Tuesday, February 12, 2008

Dorothy Appleby

Dorothy Appleby was a cute little actress who appeared in movies of the 1930s and into the early 1940s. While she was in some feature movies, she's mostly remembered for her work in many two-reel comedy shorts at Columbia Pictures. She worked with The Three Stooges, Buster Keaton, Hugh Herbert, Charley Chase and others.

Ms. Appleby was the subject of a search by me. I began around 1985, but it was on and off as I searched for other favorites, too. In 1989, searching through her clippings folder at the NY Public Library, any useful personal information I could find ended in the 1930s. I found the usual news items referring to being from Portland, Maine; winning a "Miss Maine" beauty contest in which she was selected by silent movie star Rudolph Valentino; reviews of various movies in which she appeared; one marriage to a Morgan Galloway in 1931 (the marriage was less than one year); and the usual various photos cut from period magazines.

I had to do a bit of genealogy to set me on the trail of finding out whatever happened to Dorothy. I called the Portland Public Library and asked if they had any information about her, since she was a native of their city. They had very little, almost the same information as I found in the NYPL collection. But they did have one item which turned out to be useful - a death notice for her father, George, who died around 1928. The notice gave one vital piece of information - the cemetery where he was buried. The next phone call was to the cemetery, where a very helpful records clerk pulled the burial plot chart for the Appleby family and began to read the names and death dates. I expected that Dorothy would be among them, but she was not. But her mother had died just a few years earlier, at age 102. The clerk gave me the name of the mortuary that handled the service, and I called.

Luck was with me, because the owner of the mortuary was a cousin of Dorothy, and he told me she was living in New York, but didn't have her address or phone number (or maybe he just didn't want to tell me). Instead, he gave me the number for Dorothy's brother James, who lived in New Hampshire. I called, and he was very helpful and said Dorothy wouldn't mind hearing from me, giving me her number and address. He said she was married to a musician named Paul Drake since the 1940s, and that's when she left the movie business.
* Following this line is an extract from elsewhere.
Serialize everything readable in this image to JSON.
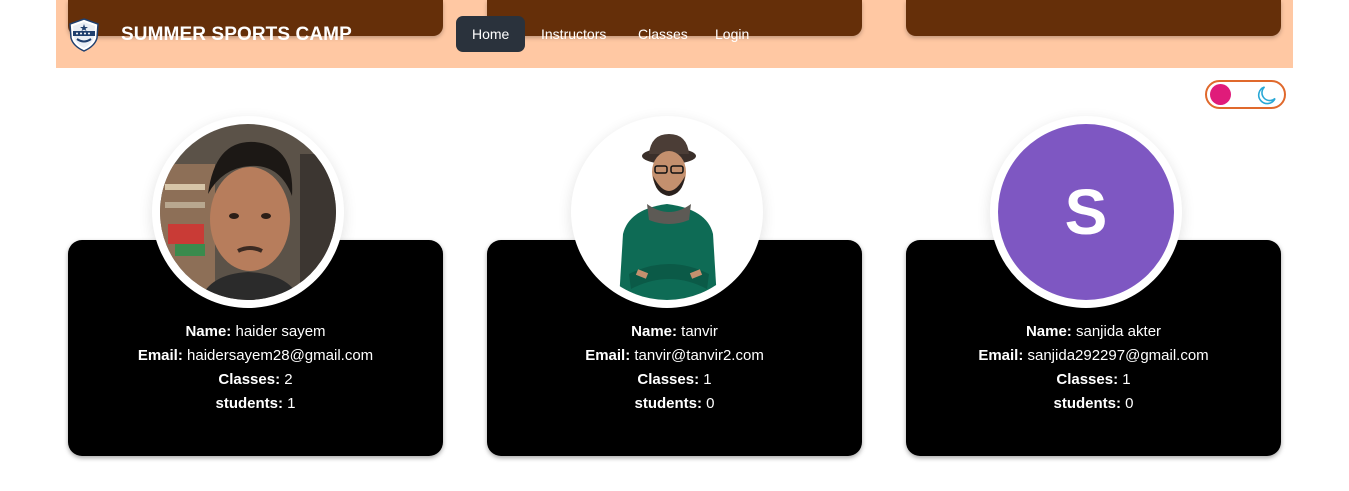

Later that evening, I called her, and apparently took her by surprise. She at first thought I was a crank caller, asking about her movie career! When I finally convinced her I was seriously interested in her Hollywood years, she warmed up and became friendlier and talkative.

We talked for probably about 15 minutes, during which she told me: when Rudolph Valentino chose her as "Miss Maine", he asked her name, she told him, and he replied, "Nice apple!"; she was not fond of The Three Stooges, because their comedy was just too rough for her liking; she very much liked Buster Keaton, as he was a real gentleman; her first husband, Morgan Galloway, was the son of a wealthy Kentucky family and he was "a wild boy who never grew up", and she couldn't stay married to him; and, she loved working with Jules White (director of the two-reel comedies) because he was very helpful.

I told her I had two photos I'd like her to autograph for me, and she told me to send them. I sent them along with my usual cover letter. A few days later, at just about midnight, my phone rang and it was Dorothy, asking me what I'd like her to write on the photos! I told her "well, whatever comes to mind", and she said "well, sometimes nothing comes to mind any more" and she laughed. Well, something did come to mind, and she signed them with a nice simple inscription on each: "With Warmest Regards" and "Many thanks for your interest".

In 1990, she was invited to be a guest at a Three Stooges Fan Club Convention in Pennsylvania, but she declined due to health problems. She died shortly after, and I wrote an obit for the Three Stooges Journal.